Premier League +: Football following the Disney playbook with streaming platform
When the Premier League last week quietly confirmed that it will be launching its own streaming platform, Premier League +, in Singapore, it might have slipped under the radar for many.
At first glance, it’s a new app in a new territory; a controlled test of in-housing distribution and cutting out the broadcasters.
But this looks far bigger than a distribution tweak. It hints at something bigger – the league taking a tentative first step towards rethinking its position within the football ecosystem.
For decades, the Premier League has operated as the ultimate rights wholesaler. It bundles live matches and sells them territory by territory to broadcasters, who in turn manage the details – subscriber relationships, advertising, pricing and data.
It’s been a wildly successful model so far, garnering a global audience of more than 4.7bn. But now, the league is rethinking how it reaches audiences worldwide and who owns that relationship.
With Premier League +, it is taking its first serious step toward owning the full customer experience from kick-off to the final whistle. In Singapore, it will control pricing, the user interface, the advertising environment and, perhaps most importantly, the data. It will know who is watching, when, how often, and will utilise these insights to better target its fans.
Premier League +
In many ways it’s the Disney strategy. For years, Disney licensed its films to broadcasters and distributors globally. Then came Disney+ hot on the heels of the streaming revolution.
Suddenly the company was no longer merely a supplier of content but the owner of a global platform and the direct relationship with hundreds of millions of households. This wasn’t just a new revenue source but a fundamental shift in the industry’s centre of gravity.
Premier League + hints at a similar ambition. Today, it’s live matches in one territory. Tomorrow, it could be a broader “Premier League World” – a content universe with live games, highlights, archive footage, behind-the-scenes access, fantasy football integration, merchandise, ticketing – all in one place.
For advertisers, the implications are even more significant. Traditional football advertising has been largely aimed at a mass market – perimeter boards, shirt sponsorships and 30-second broadcast spots. Highly sought-after, expensive and generally not specific. If the distributor and the competition organiser are one, the equation changes.

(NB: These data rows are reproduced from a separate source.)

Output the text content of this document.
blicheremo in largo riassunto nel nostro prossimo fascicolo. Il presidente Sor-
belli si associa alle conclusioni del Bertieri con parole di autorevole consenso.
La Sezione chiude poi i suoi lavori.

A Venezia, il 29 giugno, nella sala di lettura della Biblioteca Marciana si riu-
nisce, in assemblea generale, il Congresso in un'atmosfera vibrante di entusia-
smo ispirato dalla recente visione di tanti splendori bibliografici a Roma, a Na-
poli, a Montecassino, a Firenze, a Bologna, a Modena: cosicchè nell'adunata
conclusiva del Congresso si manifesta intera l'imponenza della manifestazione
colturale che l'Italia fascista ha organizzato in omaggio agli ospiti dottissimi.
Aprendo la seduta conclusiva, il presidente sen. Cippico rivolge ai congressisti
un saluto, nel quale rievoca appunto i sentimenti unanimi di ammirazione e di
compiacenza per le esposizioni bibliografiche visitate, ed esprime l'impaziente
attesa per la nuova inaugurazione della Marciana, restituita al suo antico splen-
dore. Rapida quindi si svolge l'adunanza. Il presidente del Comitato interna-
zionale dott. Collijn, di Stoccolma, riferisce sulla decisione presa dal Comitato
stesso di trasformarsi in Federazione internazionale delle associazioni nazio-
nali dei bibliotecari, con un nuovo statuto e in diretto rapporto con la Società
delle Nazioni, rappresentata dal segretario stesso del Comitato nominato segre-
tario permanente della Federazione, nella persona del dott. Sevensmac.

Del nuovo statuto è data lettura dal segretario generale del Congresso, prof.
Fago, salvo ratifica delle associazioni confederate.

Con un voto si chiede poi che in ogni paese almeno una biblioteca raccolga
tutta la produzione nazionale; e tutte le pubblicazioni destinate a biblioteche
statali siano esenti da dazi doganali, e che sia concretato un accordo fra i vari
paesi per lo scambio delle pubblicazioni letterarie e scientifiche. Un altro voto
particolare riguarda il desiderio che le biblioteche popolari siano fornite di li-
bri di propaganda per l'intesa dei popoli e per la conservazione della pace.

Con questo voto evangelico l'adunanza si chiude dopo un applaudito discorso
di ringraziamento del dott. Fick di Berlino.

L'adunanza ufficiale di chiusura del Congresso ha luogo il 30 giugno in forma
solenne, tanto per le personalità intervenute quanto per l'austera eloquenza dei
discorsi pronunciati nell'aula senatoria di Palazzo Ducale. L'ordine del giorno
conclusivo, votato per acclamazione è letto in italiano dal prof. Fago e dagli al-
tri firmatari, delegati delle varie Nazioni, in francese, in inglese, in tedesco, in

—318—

A sponsor could tailor ads to Manchester United fans in Asia, Arsenal supporters in London or neutral viewers watching a bitter derby face-off at 3pm. That level of precision is commonplace in the streaming era, but it’s been largely absent from top-tier live sport.
Changing the game
There are, of course, risks. Broadcasters remain critical partners, particularly in the UK where restrictions on broadcasting football could stop this plan in its tracks. The Saturday 3pm blackout, established to protect lower-division matches in the 1960s, remains in force but could come under threat as streaming opens up access to more matches nationally.
There is also the operational challenge of delivering flawless live streaming at scale, something many tech giants have learned is harder than it looks.
Yet starting in Singapore feels deliberate. It is a technologically sophisticated market, but small enough to test pricing strategy, monitor consumer behaviour and advertising models without destabilising core territories.
If it succeeds, the implications stretch well beyond one app in South East Asia. We could be witnessing the early stages of football’s long-term “rebundling” – not around broadcasters, but around league-owned platforms.
For now, Premier League + is a pilot. But strategically, the Premier League is stepping out from behind its broadcast partners and into the foreground of its own customer relationship.
Guy Meyers is a subscription expert at Recurly.